By Wendy K. Bennis & Charlie Mahar
The Economic Cycle
The long-established pattern of the Economic Cycle is repeated consistently. Our research shows that since 1960 there have been eight recessions with an average duration of about one year. The eight corresponding economic recoveries averaged approximately six years, with an average S&P 500 Index return of roughly 15% annualized.
Even with volatility along the way, over the long periods of economic expansions stocks deliver their best returns. In the short episodes of economic contraction, the equity market is predictably stressed. So how do you capture your fair share of economic expansion upsides and defend against recessions?

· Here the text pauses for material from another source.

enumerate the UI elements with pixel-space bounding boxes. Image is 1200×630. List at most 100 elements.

Where in the Economic Cycle are We? Letting the Data Drive
As part of our discipline, we monitor the most relevant economic data to determine when to make asset allocation adjustments. We are now into the ninth year of this economic expansion, making this one of the longest in the history of the U.S. economy. Yet, our fundamental dataset continues to point to growth in GDP and earnings, the Index of Leading Economic Indicators signals positive data, and the yield curve is intact (not inverted).
This economic cycle will someday downshift from expansion to contraction. When the data signals that those risks are pronounced, adjusting to a more defensive posture will make sense. Meanwhile, maintain equity allocations as appropriate to your circumstances, and concentrate on security selection focused on high quality fundamentals.
Deploy an investment discipline that seeks to achieve better results with less risk over economic cycles. Generally, remain invested during economic expansions. Let the data determine when to protect your gains and when to reinvest for the next recovery.